Why would they incur the cost of retrofitting their factories or production process for a small minority that wants removable batteries. If there was enough demand they’d know because they’d market it as a feature and profit from it. Truth is normies don’t care or prefer the look/feel of soldered batteries and unibody slim phones. I’d personally like all phones to have an unlocked bootloader but I know that’s not what the market wants and manufacturers rarely offer it. I can’t force them to make one for me so I just ignore them and buy the one with an unlocked bootloader.
My entire family would prefer removable batteries.
It is not a case of consumers choosing one or the other. It is a choice that was taken away because new phones are more profitable than new batteries.
And while even I will say “Yes, I prefer how sleek unibody phones look.”, that acknowledgement is not equivalent to saying “I prefer owning a unibody over a phone with replaceable batteries and other parts.” or “I’d rather buy a unibody.”
Only reason I use a unibody is because I am unable to get a used smartphone with replaceable batteries for ~$300 at all, nevermind a decent one.

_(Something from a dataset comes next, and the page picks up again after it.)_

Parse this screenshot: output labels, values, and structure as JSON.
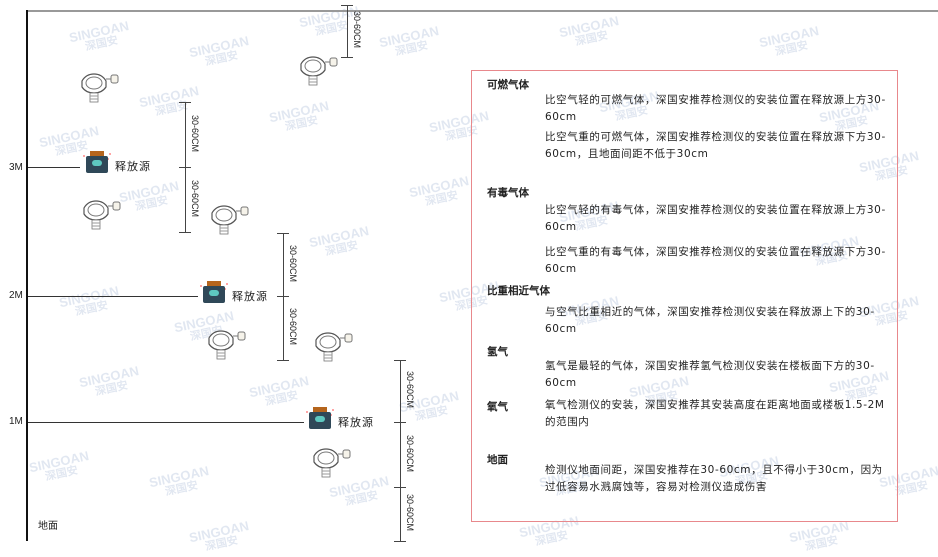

They don’t make them with removable batteries because now when your battery dies, the phone is useless. So you have to buy a new one. Phone sales would dry up. We should be moving to a production model of sustainability and durability. Phones and electronics can be made to run indefinitely. The battery is really the only exhaustible part. Replace that when it dies, then the life rest of the electronics is extended. This is the most efficient model, resource and energy-wise.